Ad ogni modo di una cosa sono sicuro, non mi straccerò certo le vesti per l'art. 18 ed altre tutele alle quali non potrò mai accedere. Capisco chi le ha e le difende ma su questo non si può costruire un percorso comune fra diverse categorie di lavoratori.

Anonimo ha detto...

@Giovanni

Non stop dando credito a Ichino, sto dicendo che alle sue proposte è inutile e controproducente rispondere arroccandosi su quel ferrovecchio dell'art.18.
Occorre controbattere portando nuove idee ma soprattutto capendo e facendo capire che quello che dicono "loro" è una cosa, il modo concreto in cui verranno messi in pratica i loro disegni di legge invece potrà essere molto diverso.

Ad esempio, solo per dirne una, se alle proposte di Ichino associ la distruzione del welfare ecco che il senso reale e le vere modalità di realizzazione di tutte le loro indicazioni assumono aspetti molto differenti.

La sanità e la scuola fanno parte integrante delle garanzie del lavoratore che nella loro ipotesi sarà a tutele crescenti.
In Germania, nonostante i difetti delle riforme del lavoro, le persone hanno un assistenza comparativamente eccellente e questo rende comunque sopportabili i disagi, almeno molto più di quello che si potrebbe fare da noi che insieme alla cancellazione delle vecchie tutele eliminiamo definitivamente anche lo stato sociale.

Questa breve conversazione dimostra che l'art.18 non serve a nulla nemmeno come elemento di coesione politica ed è una considerazione drammatica visto che non si riesce a comprendere in nessun modo che è assolutamente necessaria un'idea generale che dia una prospettiva comunitaria.

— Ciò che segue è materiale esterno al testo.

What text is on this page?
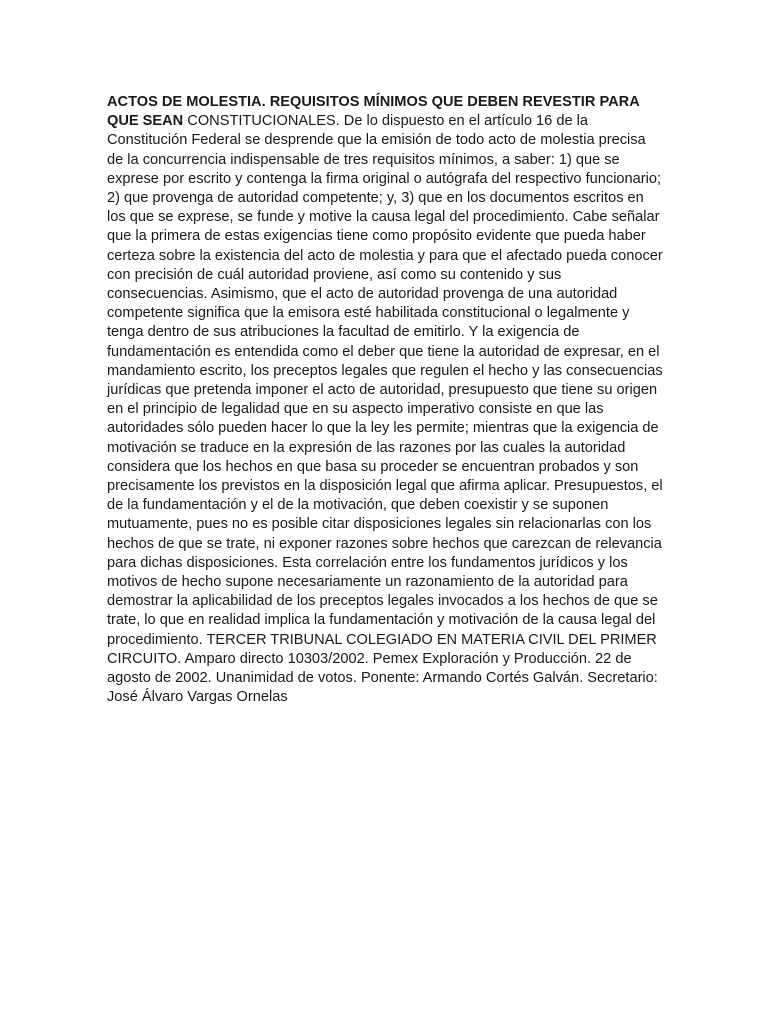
ACTOS DE MOLESTIA. REQUISITOS MÍNIMOS QUE DEBEN REVESTIR PARA QUE SEAN CONSTITUCIONALES. De lo dispuesto en el artículo 16 de la Constitución Federal se desprende que la emisión de todo acto de molestia precisa de la concurrencia indispensable de tres requisitos mínimos, a saber: 1) que se exprese por escrito y contenga la firma original o autógrafa del respectivo funcionario; 2) que provenga de autoridad competente; y, 3) que en los documentos escritos en los que se exprese, se funde y motive la causa legal del procedimiento. Cabe señalar que la primera de estas exigencias tiene como propósito evidente que pueda haber certeza sobre la existencia del acto de molestia y para que el afectado pueda conocer con precisión de cuál autoridad proviene, así como su contenido y sus consecuencias. Asimismo, que el acto de autoridad provenga de una autoridad competente significa que la emisora esté habilitada constitucional o legalmente y tenga dentro de sus atribuciones la facultad de emitirlo. Y la exigencia de fundamentación es entendida como el deber que tiene la autoridad de expresar, en el mandamiento escrito, los preceptos legales que regulen el hecho y las consecuencias jurídicas que pretenda imponer el acto de autoridad, presupuesto que tiene su origen en el principio de legalidad que en su aspecto imperativo consiste en que las autoridades sólo pueden hacer lo que la ley les permite; mientras que la exigencia de motivación se traduce en la expresión de las razones por las cuales la autoridad considera que los hechos en que basa su proceder se encuentran probados y son precisamente los previstos en la disposición legal que afirma aplicar. Presupuestos, el de la fundamentación y el de la motivación, que deben coexistir y se suponen mutuamente, pues no es posible citar disposiciones legales sin relacionarlas con los hechos de que se trate, ni exponer razones sobre hechos que carezcan de relevancia para dichas disposiciones. Esta correlación entre los fundamentos jurídicos y los motivos de hecho supone necesariamente un razonamiento de la autoridad para demostrar la aplicabilidad de los preceptos legales invocados a los hechos de que se trate, lo que en realidad implica la fundamentación y motivación de la causa legal del procedimiento. TERCER TRIBUNAL COLEGIADO EN MATERIA CIVIL DEL PRIMER CIRCUITO. Amparo directo 10303/2002. Pemex Exploración y Producción. 22 de agosto de 2002. Unanimidad de votos. Ponente: Armando Cortés Galván. Secretario: José Álvaro Vargas Ornelas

La difesa a oltranza dell'art.18 non solo non funzionerà ma sarà divisiva e evidentemente ne approfitteranno per mettere i cittadini uno contro l'altro (vedi l'esempio delle ferie ai magistrati che sono caduti nella trappola in maniera abbastanza grossolana).
Bisogna proporre nuove idee in un quadro fortemente ideale di solidarietà, compito difficilissimo dato che "loro" sono riusciti a far passare il concetto che "ideale" è uguale a "ideologia", quindi connotando l'ideale come una cosa negativa e inutile a fronte dell'unica cosa ormai "culturalmente" accettabile che è il "cavarsela anche a danno del proprio compagno". Cioè se sei un poveraccio che chiede pietà ti diamo qualcosa perchè "siamo tanto buoni" ma se cerchi di diventare soggettività politica allora fai "ideologia" e diventi pericoloso per cui si mettono a dire che vai contro i "veri poveri" e la gente ovviamente ci crede.
Hanno vinto dal punto di vista delle idee è questa la tragedia e noi non siamo in grado di reagire su quel piano simbolico solo apparentemente secondario rispetto alle proposte concrete.

Se oggi siamo sotto scacco da parte di una banda di squali abbiamo però la colpa di non riuscire a inventarci niente di meglio che la riproposizione stupida di totem ideologici (qui in senso negativo) che tra l'altro hanno contribuito alla divisione dei subalterni in categorie più o meno privilegiate che non fanno altro che combattersi fra loro.